Perhaps we medical educators should address how
woefully lacking our systems of training are in what my colleagues
Jonathan Metzl and Helena Hansen call
“structural competency,” the notion that social inequities impact health as much as physiology.
Yet, sociopolitics is only part of my problem with Edward Thompson’s
Washington Post essay.
Granted, physicians – particularly ER physicians – often develop a sort
of gallows humor to deal with the emotional and physical pressures of
patient care. But that doesn’t mean we physician writers are exempt from
privacy regulations (ie. HIPAA) or narrative ethics; nor do we need to
publish each and every thing that comes out of our laptops. Over the
years, after I myself published a medical school memoir in 1999 with
quite a few ‘patient stories’ in it, I have come to realize that there
is a big difference between writing privately for our own needs and
writing for a mass audience; and the latter comes with certain
responsibilities, particularly toward vulnerable subjects.
The very
least of these responsibilities is obtaining explicit permission from
patients or their families before sharing their stories publicly.
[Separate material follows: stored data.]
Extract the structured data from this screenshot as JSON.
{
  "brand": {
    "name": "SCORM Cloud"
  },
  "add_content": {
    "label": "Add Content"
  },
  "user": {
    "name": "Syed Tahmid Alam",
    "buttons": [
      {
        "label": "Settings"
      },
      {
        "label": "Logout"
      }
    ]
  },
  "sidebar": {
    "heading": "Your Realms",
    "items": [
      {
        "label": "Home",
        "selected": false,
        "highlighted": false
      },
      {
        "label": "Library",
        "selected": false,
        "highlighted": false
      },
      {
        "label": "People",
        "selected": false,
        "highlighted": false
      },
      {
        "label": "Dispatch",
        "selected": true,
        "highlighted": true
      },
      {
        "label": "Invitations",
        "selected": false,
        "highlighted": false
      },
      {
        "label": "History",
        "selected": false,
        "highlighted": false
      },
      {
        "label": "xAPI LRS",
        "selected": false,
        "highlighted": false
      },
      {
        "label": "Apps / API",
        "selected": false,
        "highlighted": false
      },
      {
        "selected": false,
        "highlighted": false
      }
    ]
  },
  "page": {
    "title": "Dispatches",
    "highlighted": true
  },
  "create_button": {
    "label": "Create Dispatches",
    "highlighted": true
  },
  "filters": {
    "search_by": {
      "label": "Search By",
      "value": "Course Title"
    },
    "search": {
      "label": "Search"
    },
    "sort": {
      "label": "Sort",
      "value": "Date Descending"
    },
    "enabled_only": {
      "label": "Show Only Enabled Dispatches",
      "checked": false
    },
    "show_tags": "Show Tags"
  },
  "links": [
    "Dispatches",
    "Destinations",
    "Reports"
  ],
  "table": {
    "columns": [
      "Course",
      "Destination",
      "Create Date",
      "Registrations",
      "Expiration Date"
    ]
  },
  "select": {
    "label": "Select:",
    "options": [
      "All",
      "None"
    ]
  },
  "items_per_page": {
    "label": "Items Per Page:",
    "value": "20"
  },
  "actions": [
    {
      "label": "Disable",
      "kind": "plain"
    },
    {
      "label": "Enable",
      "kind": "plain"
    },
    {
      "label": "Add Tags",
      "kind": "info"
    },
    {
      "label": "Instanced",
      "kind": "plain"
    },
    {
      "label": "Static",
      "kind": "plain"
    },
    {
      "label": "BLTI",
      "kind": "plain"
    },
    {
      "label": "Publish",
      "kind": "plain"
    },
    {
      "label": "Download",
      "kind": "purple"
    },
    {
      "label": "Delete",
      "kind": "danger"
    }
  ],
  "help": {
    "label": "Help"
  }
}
In
this particular case, Dr. Thompson was apparently unable to obtain
permission from the patient because he had already passed away prior to
the writing of the narrative. Whether the author contacted his family to
obtain permission, I cannot be sure.
There is, of course, a tradition of insightful, humble and self-critical confessional stories in medicine such as
William Carlos Williams’ “The use of force,” or
David Hilfiker’s “Mistakes,” tales
of medical brutality and error which serve to implicate their
physician-authors and shed light on the imperfections of the profession.
I actually imagine that Dr. Thompson was seeking to similarly implicate
himself and his colleagues in their size-ist bigotry. The problem is,
the language and metaphor of his narrative actually serves to reinforce
the self-same fat shaming that the essay seemingly seeks to address.
Whatever the author’s intention, the narrative itself supports rather
than undermines fat hatred and in doing so harms far more people than
just the patient described or his family. Indeed, the narrative itself
potentially
“pulls the red handle” for a lot of people who identify or are potentially identified as fat.
As this insightful, and angry, commentary about Dr. Thompson’s piece from the blog
Shakesville points out,
Fat
people! They exist in the world and can hear you! They may even be
entirely aware of your loathing, your disgust, your discomfort, and your
judgment. They may even (probably) take these things into account when
deciding if the acute pain in their side is bad enough to face the
dehumanization, the hatred, the vitriol, and the humiliation of
interacting with medical staff (you know, those compassionate care
givers ostensibly tasked with giving a shit about their well-being and
health and trying to diagnose and help them) or if they should just wait
it out and see if it gets better.
Fat hatred kills
people. Not least of all because sometimes living with pain and not
knowing what it is may just be preferable to being dehumanized, hated,
and sneered at by the people you have to trust in order to access
medical care.
The resource-hogging “obese patient” has become the new version of the
welfare queen in
our popular imaginations. Such stereotypes about any community – that
they are infantile, monstrous, unthinking, lazy, whiney and
resource-wasting – isn’t only emotionally damaging but potentially
physically harmful. As the blogger at
Shakesville asserts: “fat hatred kills.”
Physicians
cannot use concerns over health to legitimize bias. Medicine is not a
moralizing stick with which we can beat our patients into submission.
Medical
narratives are powerful. Let us use them not to ridicule, alienate, or
demonize our fellow human beings, but rather, create a much-needed
change to a more socially just health care.